The greenback slumped against higher-yielding currencies, which benefited during the Fed's first two buying programs, known as quantitative easing. The yen declined versus most major peers after rising earlier as Japan returned to a current- account surplus, boosting its haven appeal amid concern the global economic recovery is slowing. The Swiss franc rose beyond the 1.20-per-euro ceiling imposed by the nation's central bank.
"The market is torn between two dominant themes: risk aversion, which is dollar positive, and the fear that last Friday's payrolls numbers could bring back quantitative easing, which is dollar negative," said Boris Schlossberg, director of research at the online currency trader GFT Forex in New York.

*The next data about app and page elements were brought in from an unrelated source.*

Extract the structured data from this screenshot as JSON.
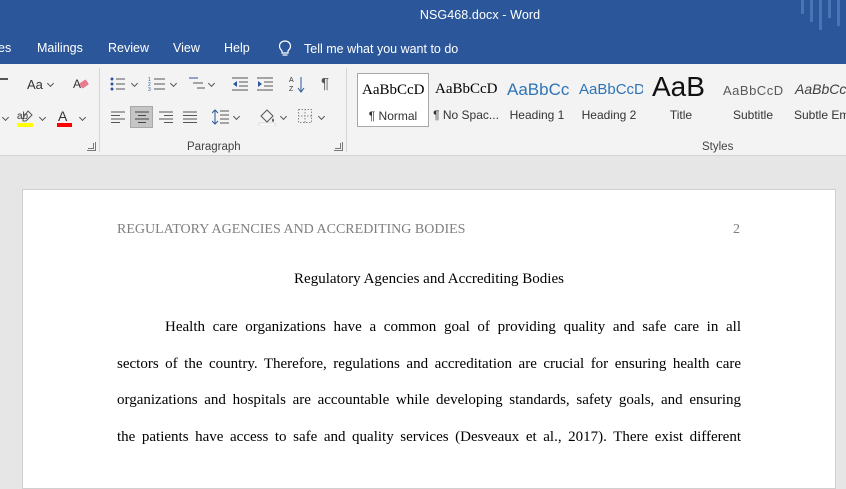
{
  "window": {
    "title": "NSG468.docx  -  Word"
  },
  "tabs": [
    "es",
    "Mailings",
    "Review",
    "View",
    "Help"
  ],
  "tell_me": "Tell me what you want to do",
  "ribbon": {
    "font_group": {
      "change_case": "Aa",
      "highlight_color": "#ffff00",
      "font_color": "#ff0000"
    },
    "paragraph_label": "Paragraph",
    "styles_label": "Styles",
    "styles": [
      {
        "preview": "AaBbCcD",
        "name": "¶ Normal"
      },
      {
        "preview": "AaBbCcD",
        "name": "¶ No Spac..."
      },
      {
        "preview": "AaBbCc",
        "name": "Heading 1"
      },
      {
        "preview": "AaBbCcD",
        "name": "Heading 2"
      },
      {
        "preview": "AaB",
        "name": "Title"
      },
      {
        "preview": "AaBbCcD",
        "name": "Subtitle"
      },
      {
        "preview": "AaBbCcI",
        "name": "Subtle Em"
      }
    ]
  },
  "document": {
    "running_head": "REGULATORY AGENCIES AND ACCREDITING BODIES",
    "page_number": "2",
    "title": "Regulatory Agencies and Accrediting Bodies",
    "lines": [
      "Health care organizations have a common goal of providing quality and safe care in all",
      "sectors of the country. Therefore, regulations and accreditation are crucial for ensuring health care",
      "organizations and hospitals are accountable while developing standards, safety goals, and ensuring",
      "the patients have access to safe and quality services (Desveaux et al., 2017). There exist different"
    ]
  },
  "colors": {
    "accent": "#2b579a",
    "ribbon_bg": "#f3f3f3",
    "heading_blue": "#2e74b5"
  }
}
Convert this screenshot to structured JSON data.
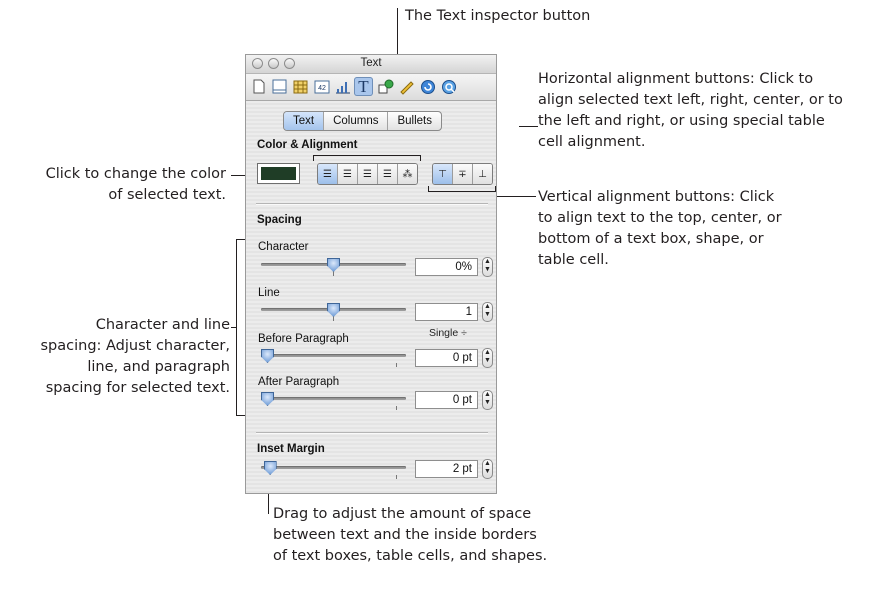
{
  "callouts": {
    "inspector_button": "The Text inspector button",
    "horizontal": [
      "Horizontal alignment buttons:  Click to",
      "align selected text left, right, center, or to",
      "the left and right, or using special table",
      "cell alignment."
    ],
    "color": [
      "Click to change the color",
      "of selected text."
    ],
    "vertical": [
      "Vertical alignment buttons:  Click",
      "to align text to the top, center, or",
      "bottom of a text box, shape, or",
      "table cell."
    ],
    "spacing": [
      "Character and line",
      "spacing:  Adjust character,",
      "line, and paragraph",
      "spacing for selected text."
    ],
    "inset": [
      "Drag to adjust the amount of space",
      "between text and the inside borders",
      "of text boxes, table cells, and shapes."
    ]
  },
  "window": {
    "title": "Text",
    "toolbar_icons": [
      "document-icon",
      "layout-icon",
      "table-icon",
      "graphic-icon",
      "chart-icon",
      "text-inspector-icon",
      "shape-icon",
      "ruler-icon",
      "link-icon",
      "quicktime-icon"
    ],
    "toolbar_glyphs": {
      "text": "T",
      "graphic": "42"
    },
    "active_toolbar": "text-inspector-icon",
    "tabs": [
      "Text",
      "Columns",
      "Bullets"
    ],
    "active_tab": "Text",
    "color_alignment": {
      "heading": "Color & Alignment",
      "swatch_color": "#1f3d26",
      "horizontal_buttons": [
        "align-left-icon",
        "align-center-icon",
        "align-right-icon",
        "justify-icon",
        "auto-align-icon"
      ],
      "horizontal_glyphs": [
        "☰",
        "☰",
        "☰",
        "☰",
        "⁂"
      ],
      "selected_horizontal": "align-left-icon",
      "vertical_buttons": [
        "align-top-icon",
        "align-middle-icon",
        "align-bottom-icon"
      ],
      "vertical_glyphs": [
        "⊤",
        "∓",
        "⊥"
      ],
      "selected_vertical": "align-top-icon"
    },
    "spacing": {
      "heading": "Spacing",
      "character": {
        "label": "Character",
        "value": "0%",
        "level": 0.5
      },
      "line": {
        "label": "Line",
        "value": "1",
        "level": 0.5,
        "mode": "Single ÷"
      },
      "before_paragraph": {
        "label": "Before Paragraph",
        "value": "0 pt",
        "level": 0.0
      },
      "after_paragraph": {
        "label": "After Paragraph",
        "value": "0 pt",
        "level": 0.0
      }
    },
    "inset_margin": {
      "heading": "Inset Margin",
      "value": "2 pt",
      "level": 0.02
    },
    "stepper_glyphs": [
      "▲",
      "▼"
    ]
  }
}
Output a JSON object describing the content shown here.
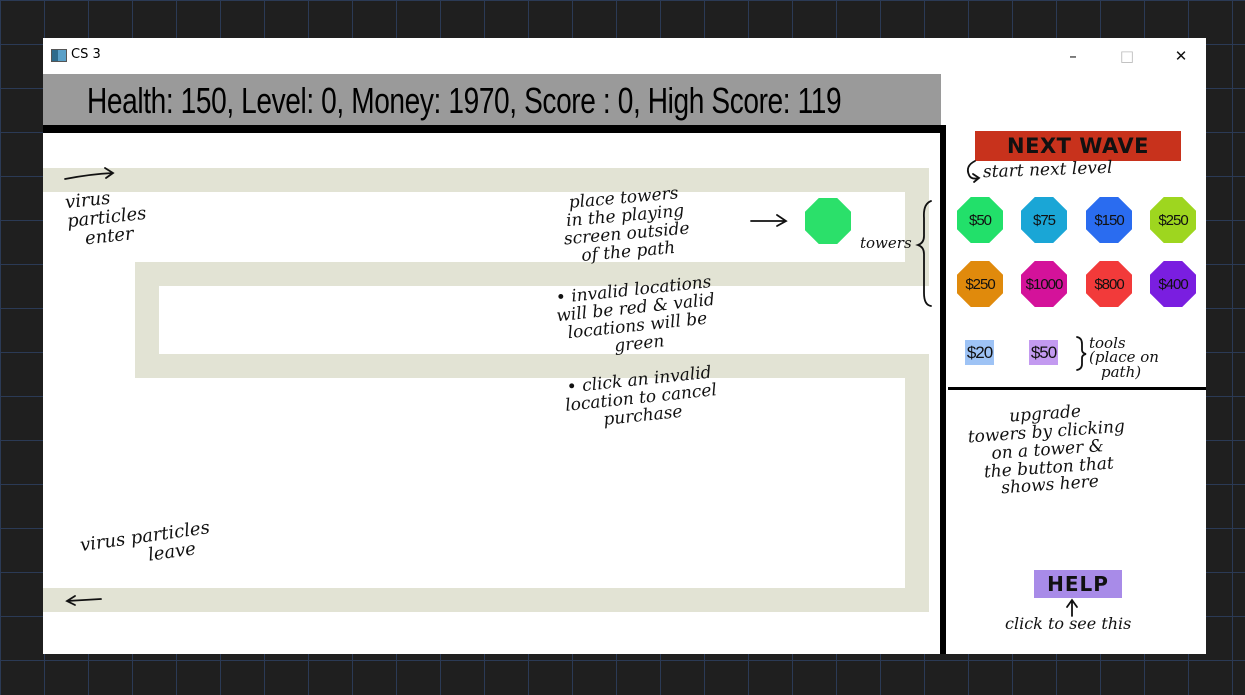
{
  "window": {
    "title": "CS 3",
    "minimize": "–",
    "maximize": "□",
    "close": "✕"
  },
  "hud": {
    "text": "Health: 150, Level: 0, Money: 1970, Score : 0, High Score: 119"
  },
  "sidebar": {
    "next_wave": "NEXT WAVE",
    "towers": [
      {
        "price": "$50",
        "color": "#22e06a"
      },
      {
        "price": "$75",
        "color": "#1aa6d6"
      },
      {
        "price": "$150",
        "color": "#2a6cf0"
      },
      {
        "price": "$250",
        "color": "#9ed61f"
      },
      {
        "price": "$250",
        "color": "#e08a0c"
      },
      {
        "price": "$1000",
        "color": "#d4129a"
      },
      {
        "price": "$800",
        "color": "#f23a3a"
      },
      {
        "price": "$400",
        "color": "#7a1ee0"
      }
    ],
    "tools": [
      {
        "price": "$20",
        "color": "#9ec3f5"
      },
      {
        "price": "$50",
        "color": "#c39af0"
      }
    ],
    "help": "HELP"
  },
  "annotations": {
    "enter": [
      "virus",
      "particles",
      "enter"
    ],
    "leave": [
      "virus particles",
      "leave"
    ],
    "place": [
      "place towers",
      "in the playing",
      "screen outside",
      "of the path"
    ],
    "invalid": [
      "• invalid locations",
      "will be red & valid",
      "locations will be",
      "green"
    ],
    "cancel": [
      "• click an invalid",
      "location to cancel",
      "purchase"
    ],
    "towers": "towers",
    "start": "start next level",
    "tools": [
      "tools",
      "(place on",
      "path)"
    ],
    "upgrade": [
      "upgrade",
      "towers by clicking",
      "on a tower &",
      "the button that",
      "shows here"
    ],
    "help_hint": "click to see this"
  },
  "colors": {
    "path": "#e2e3d4",
    "hud_bg": "#9a9a9a",
    "next_wave_bg": "#c8321c",
    "help_bg": "#a88be8",
    "preview_tower": "#2be06a"
  }
}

The dollar declined 0.3 percent to $1.3133 at 1:19 p.m. New York time after gaining earlier as much as 0.5 percent. The U.S. currency was little changed at 81.64 yen after dropping 0.4 percent earlier. Europe's shared currency appreciated 0.3 percent to 107.22 after falling earlier to 106.12, the weakest level since March 7.
Markets in Australia, New Zealand and the U.K. are closed today for a public holiday.
Nonfarm payrolls increased by 120,000 in March, the least in five months, the Labor Department reported April 6. Economists in a Bloomberg News survey forecast a gain of 205,000.
The Fed has pledged to keep its target lending rate at a record low range of zero to 0.25 percent through at least late 2014. It will hold off on increasing monetary accommodation unless the U.S. economic expansion falters or prices rise at a rate slower than its target, according to minutes of the central bank's March 13 meeting released last week.